DIRECTOR: D. W. Young (Too Cold to Swim, The Happy House)
REVIEWER: lyall carter
A behind-the-scenes look at the New York rare book world.
As we came out of lockdown one of the places I was desperate to get back to was somewhere with lots of books. I had desperately missed going into my local bookshop or library and perusing through books of all different shapes, stories and subjects.
The Booksellers takes the sunlit, nostalgic quest of finding that next book and dives into it head first. You won’t want to put it down.

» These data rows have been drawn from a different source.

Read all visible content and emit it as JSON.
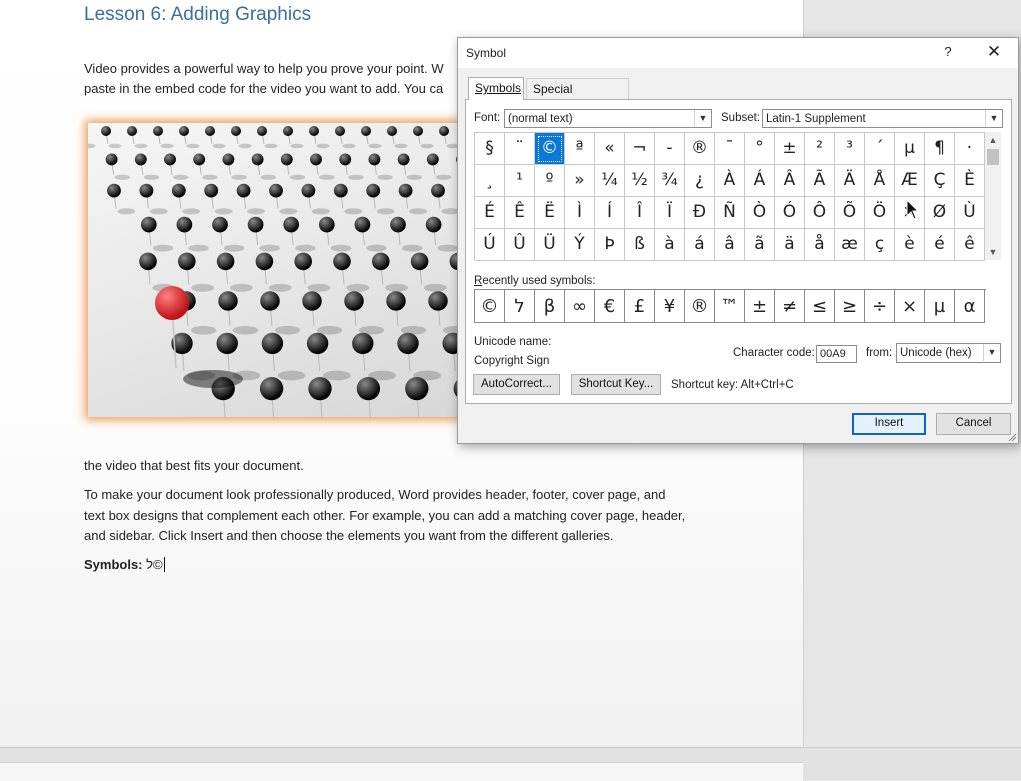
{
  "document": {
    "title": "Lesson 6: Adding Graphics",
    "para1_line1": "Video provides a powerful way to help you prove your point. W",
    "para1_line2": "paste in the embed code for the video you want to add. You ca",
    "para2": "the video that best fits your document.",
    "para3_line1": "To make your document look professionally produced, Word provides header, footer, cover page, and",
    "para3_line2": "text box designs that complement each other. For example, you can add a matching cover page, header,",
    "para3_line3": "and sidebar. Click Insert and then choose the elements you want from the different galleries.",
    "symbols_label": "Symbols:",
    "symbols_value": "ל©"
  },
  "dialog": {
    "title": "Symbol",
    "help": "?",
    "close": "✕",
    "tabs": {
      "symbols": "Symbols",
      "special": "Special Characters"
    },
    "font_label": "Font:",
    "font_value": "(normal text)",
    "subset_label": "Subset:",
    "subset_value": "Latin-1 Supplement",
    "grid": [
      [
        "§",
        "¨",
        "©",
        "ª",
        "«",
        "¬",
        "-",
        "®",
        "¯",
        "°",
        "±",
        "²",
        "³",
        "´",
        "µ",
        "¶",
        "·"
      ],
      [
        "¸",
        "¹",
        "º",
        "»",
        "¼",
        "½",
        "¾",
        "¿",
        "À",
        "Á",
        "Â",
        "Ã",
        "Ä",
        "Å",
        "Æ",
        "Ç",
        "È"
      ],
      [
        "É",
        "Ê",
        "Ë",
        "Ì",
        "Í",
        "Î",
        "Ï",
        "Ð",
        "Ñ",
        "Ò",
        "Ó",
        "Ô",
        "Õ",
        "Ö",
        "×",
        "Ø",
        "Ù"
      ],
      [
        "Ú",
        "Û",
        "Ü",
        "Ý",
        "Þ",
        "ß",
        "à",
        "á",
        "â",
        "ã",
        "ä",
        "å",
        "æ",
        "ç",
        "è",
        "é",
        "ê"
      ]
    ],
    "selected_symbol": "©",
    "recent_label": "Recently used symbols:",
    "recent": [
      "©",
      "ל",
      "β",
      "∞",
      "€",
      "£",
      "¥",
      "®",
      "™",
      "±",
      "≠",
      "≤",
      "≥",
      "÷",
      "×",
      "µ",
      "α"
    ],
    "unicode_name_label": "Unicode name:",
    "unicode_name": "Copyright Sign",
    "char_code_label": "Character code:",
    "char_code": "00A9",
    "from_label": "from:",
    "from_value": "Unicode (hex)",
    "autocorrect_btn": "AutoCorrect...",
    "shortcut_btn": "Shortcut Key...",
    "shortcut_text": "Shortcut key: Alt+Ctrl+C",
    "insert_btn": "Insert",
    "cancel_btn": "Cancel"
  },
  "icons": [
    "help-icon",
    "close-icon",
    "chevron-down-icon",
    "scroll-up-icon",
    "scroll-down-icon",
    "resize-grip-icon",
    "mouse-pointer-icon"
  ],
  "colors": {
    "heading": "#3a6f9f",
    "selection": "#0a78d7",
    "picture_glow": "#e88c3c",
    "pin_red": "#c0141a"
  }
}
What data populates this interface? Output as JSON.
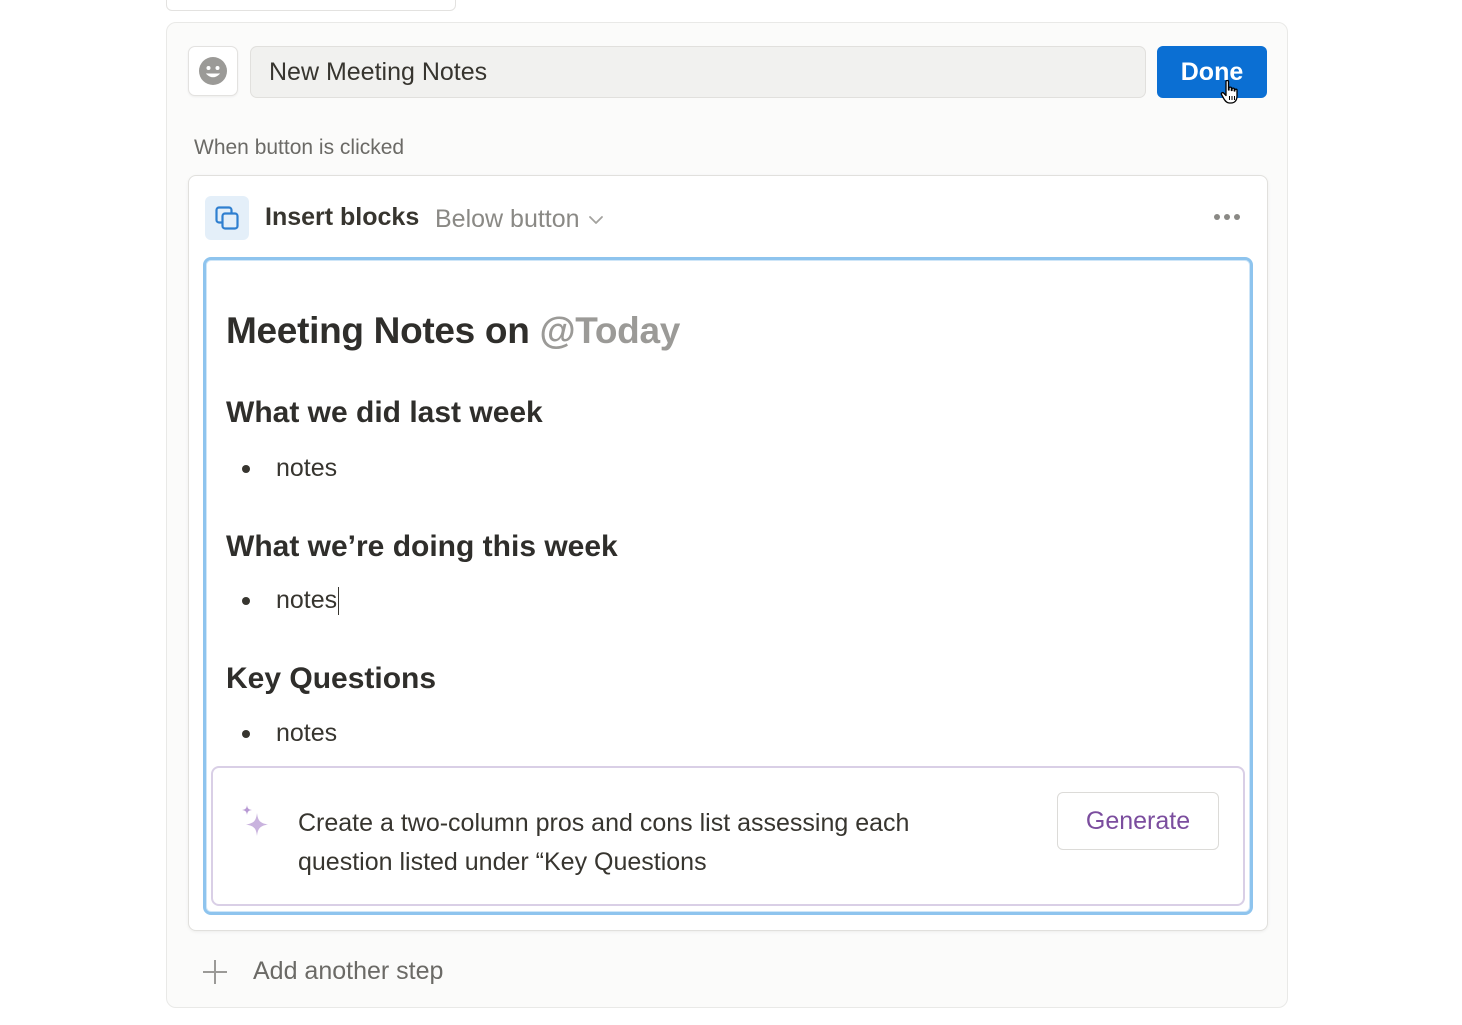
{
  "button_editor": {
    "emoji_icon": "smiley-face-icon",
    "name_value": "New Meeting Notes",
    "done_label": "Done",
    "when_label": "When button is clicked"
  },
  "step": {
    "icon": "duplicate-blocks-icon",
    "title": "Insert blocks",
    "position_label": "Below button",
    "more_icon": "ellipsis-icon"
  },
  "content": {
    "title_prefix": "Meeting Notes on",
    "title_mention": "@Today",
    "sections": [
      {
        "heading": "What we did last week",
        "bullet": "notes"
      },
      {
        "heading": "What we’re doing this week",
        "bullet": "notes"
      },
      {
        "heading": "Key Questions",
        "bullet": "notes"
      }
    ]
  },
  "ai_block": {
    "icon": "sparkle-icon",
    "prompt_line1": "Create a two-column pros and cons list assessing each",
    "prompt_line2": "question listed under “Key Questions",
    "generate_label": "Generate"
  },
  "footer": {
    "add_icon": "plus-icon",
    "add_step_label": "Add another step"
  },
  "colors": {
    "done_button": "#0b6fd3",
    "editor_focus_border": "#8ec4ee",
    "generate_text": "#7b4d9e",
    "ai_border": "#d9cfe6"
  }
}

The Booksellers dives into the fascinating world of rare book dealers and collectors. Dreamers, intellectuals, eccentrics, these antiquarians play an essential role in preserving the history and future of the printed word. A loving celebration of book culture, the documentary offers a rare glimpse of many unique objects and the obsessive hunt for the next great find; from Da Vinci’s The Codex Leicester (the most expensive book ever sold) to essential early hip-hop documents.
If there ever was a smorgasbord of a film about a particular subject The Booksellers is it. It covers everything from the history of books and their manufacturer, to booksellers, to the rare and the people that populate this eccentric pursuit and everything in between.
This is an absolute treat for booklovers, lovers of history and those with a nostalgic bent. It will take you right back to those carefree childhood days when all you needed was a quiet shaded spot under a tree and a good book. The Booksellers captures this sense and much more beside and as well as looking lovingly back into the past, it gives a hope filled vision for the future of bookselling.
The Booksellers, due to its runtime and that it attempts to cover too much material, doesn’t dive particularly deep into its subject matter but in the end it doesn’t really take away from it being a wonderful watch.
The Booksellers is a beautiful, nostalgic journey into the wonderful world of the humble book.